Highest Common Factor of 796, 371, 627, 272 using Euclid's algorithm

Created By : Jatin Gogia

Reviewed By : Rajasekhar Valipishetty

Last Updated : Apr 06, 2023


HCF Calculator using the Euclid Division Algorithm helps you to find the Highest common factor (HCF) easily for 796, 371, 627, 272 i.e. 1 the largest integer that leaves a remainder zero for all numbers.

HCF of 796, 371, 627, 272 is 1 the largest number which exactly divides all the numbers i.e. where the remainder is zero. Let us get into the working of this example.

Consider we have numbers 796, 371, 627, 272 and we need to find the HCF of these numbers. To do so, we need to choose the largest integer first and then as per Euclid's Division Lemma a = bq + r where 0 ≤ r ≤ b

Highest common factor (HCF) of 796, 371, 627, 272 is 1.

HCF(796, 371, 627, 272) = 1

HCF of 796, 371, 627, 272 using Euclid's algorithm

Highest common factor or Highest common divisor (hcd) can be calculated by Euclid's algotithm.

HCF of:

Highest common factor (HCF) of 796, 371, 627, 272 is 1.

Highest Common Factor of 796,371,627,272 using Euclid's algorithm

Highest Common Factor of 796,371,627,272 is 1

Step 1: Since 796 > 371, we apply the division lemma to 796 and 371, to get

796 = 371 x 2 + 54

Step 2: Since the reminder 371 ≠ 0, we apply division lemma to 54 and 371, to get

371 = 54 x 6 + 47

Step 3: We consider the new divisor 54 and the new remainder 47, and apply the division lemma to get

54 = 47 x 1 + 7

We consider the new divisor 47 and the new remainder 7,and apply the division lemma to get

47 = 7 x 6 + 5

We consider the new divisor 7 and the new remainder 5,and apply the division lemma to get

7 = 5 x 1 + 2

We consider the new divisor 5 and the new remainder 2,and apply the division lemma to get

5 = 2 x 2 + 1

We consider the new divisor 2 and the new remainder 1,and apply the division lemma to get

2 = 1 x 2 + 0

The remainder has now become zero, so our procedure stops.

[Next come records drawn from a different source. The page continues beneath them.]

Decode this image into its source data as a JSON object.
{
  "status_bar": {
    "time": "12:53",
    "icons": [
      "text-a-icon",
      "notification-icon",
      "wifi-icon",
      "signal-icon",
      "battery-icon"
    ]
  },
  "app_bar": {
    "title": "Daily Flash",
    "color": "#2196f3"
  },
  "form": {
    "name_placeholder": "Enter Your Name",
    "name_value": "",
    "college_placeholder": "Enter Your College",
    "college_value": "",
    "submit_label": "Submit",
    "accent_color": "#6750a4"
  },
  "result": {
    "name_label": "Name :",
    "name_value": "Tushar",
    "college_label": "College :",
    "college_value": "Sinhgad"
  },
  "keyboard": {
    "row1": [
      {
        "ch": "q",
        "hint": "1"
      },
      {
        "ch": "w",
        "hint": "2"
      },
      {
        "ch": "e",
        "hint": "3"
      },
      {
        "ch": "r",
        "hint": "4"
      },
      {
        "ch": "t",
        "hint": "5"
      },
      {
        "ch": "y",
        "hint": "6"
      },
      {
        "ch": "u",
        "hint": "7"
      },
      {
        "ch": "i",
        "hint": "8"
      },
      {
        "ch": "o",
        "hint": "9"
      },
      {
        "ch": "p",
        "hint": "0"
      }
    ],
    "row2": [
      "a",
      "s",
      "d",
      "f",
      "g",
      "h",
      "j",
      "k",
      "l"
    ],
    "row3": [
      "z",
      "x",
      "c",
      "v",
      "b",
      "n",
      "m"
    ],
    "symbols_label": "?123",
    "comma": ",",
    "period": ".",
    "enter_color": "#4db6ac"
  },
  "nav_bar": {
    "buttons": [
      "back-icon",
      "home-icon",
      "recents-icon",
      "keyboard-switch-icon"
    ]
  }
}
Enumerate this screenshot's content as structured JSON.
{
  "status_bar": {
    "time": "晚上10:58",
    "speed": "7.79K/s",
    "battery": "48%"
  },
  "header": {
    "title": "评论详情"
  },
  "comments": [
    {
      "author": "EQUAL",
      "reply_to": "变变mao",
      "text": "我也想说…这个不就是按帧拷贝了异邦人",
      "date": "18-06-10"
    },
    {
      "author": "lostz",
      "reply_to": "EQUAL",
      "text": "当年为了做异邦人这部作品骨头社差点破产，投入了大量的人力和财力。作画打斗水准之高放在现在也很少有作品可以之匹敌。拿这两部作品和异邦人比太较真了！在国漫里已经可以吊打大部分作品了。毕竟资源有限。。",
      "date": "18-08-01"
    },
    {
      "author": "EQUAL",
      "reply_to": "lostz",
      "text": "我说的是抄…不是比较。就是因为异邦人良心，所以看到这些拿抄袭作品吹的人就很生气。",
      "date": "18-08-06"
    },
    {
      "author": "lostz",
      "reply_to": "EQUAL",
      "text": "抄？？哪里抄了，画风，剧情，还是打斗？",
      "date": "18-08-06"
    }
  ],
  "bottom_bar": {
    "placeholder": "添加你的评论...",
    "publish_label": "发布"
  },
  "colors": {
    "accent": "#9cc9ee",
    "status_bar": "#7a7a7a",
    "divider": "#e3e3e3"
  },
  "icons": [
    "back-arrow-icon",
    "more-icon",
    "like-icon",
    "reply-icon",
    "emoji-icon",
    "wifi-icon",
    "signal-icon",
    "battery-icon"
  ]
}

Since the divisor at this stage is 1, the HCF of 796 and 371 is 1

Notice that 1 = HCF(2,1) = HCF(5,2) = HCF(7,5) = HCF(47,7) = HCF(54,47) = HCF(371,54) = HCF(796,371) .


We can take hcf of as 1st numbers and next number as another number to apply in Euclidean lemma

Step 1: Since 627 > 1, we apply the division lemma to 627 and 1, to get

627 = 1 x 627 + 0

The remainder has now become zero, so our procedure stops. Since the divisor at this stage is 1, the HCF of 1 and 627 is 1

Notice that 1 = HCF(627,1) .


We can take hcf of as 1st numbers and next number as another number to apply in Euclidean lemma

Step 1: Since 272 > 1, we apply the division lemma to 272 and 1, to get

272 = 1 x 272 + 0

The remainder has now become zero, so our procedure stops. Since the divisor at this stage is 1, the HCF of 1 and 272 is 1

Notice that 1 = HCF(272,1) .

HCF using Euclid's Algorithm Calculation Examples

Frequently Asked Questions on HCF of 796, 371, 627, 272 using Euclid's Algorithm

1. What is the Euclid division algorithm?

Answer: Euclid's Division Algorithm is a technique to compute the Highest Common Factor (HCF) of given positive integers.

2. what is the HCF of 796, 371, 627, 272?

Answer: HCF of 796, 371, 627, 272 is 1 the largest number that divides all the numbers leaving a remainder zero.

3. How to find HCF of 796, 371, 627, 272 using Euclid's Algorithm?

Answer: For arbitrary numbers 796, 371, 627, 272 apply Euclid’s Division Lemma in succession until you obtain a remainder zero. HCF is the remainder in the last but one step.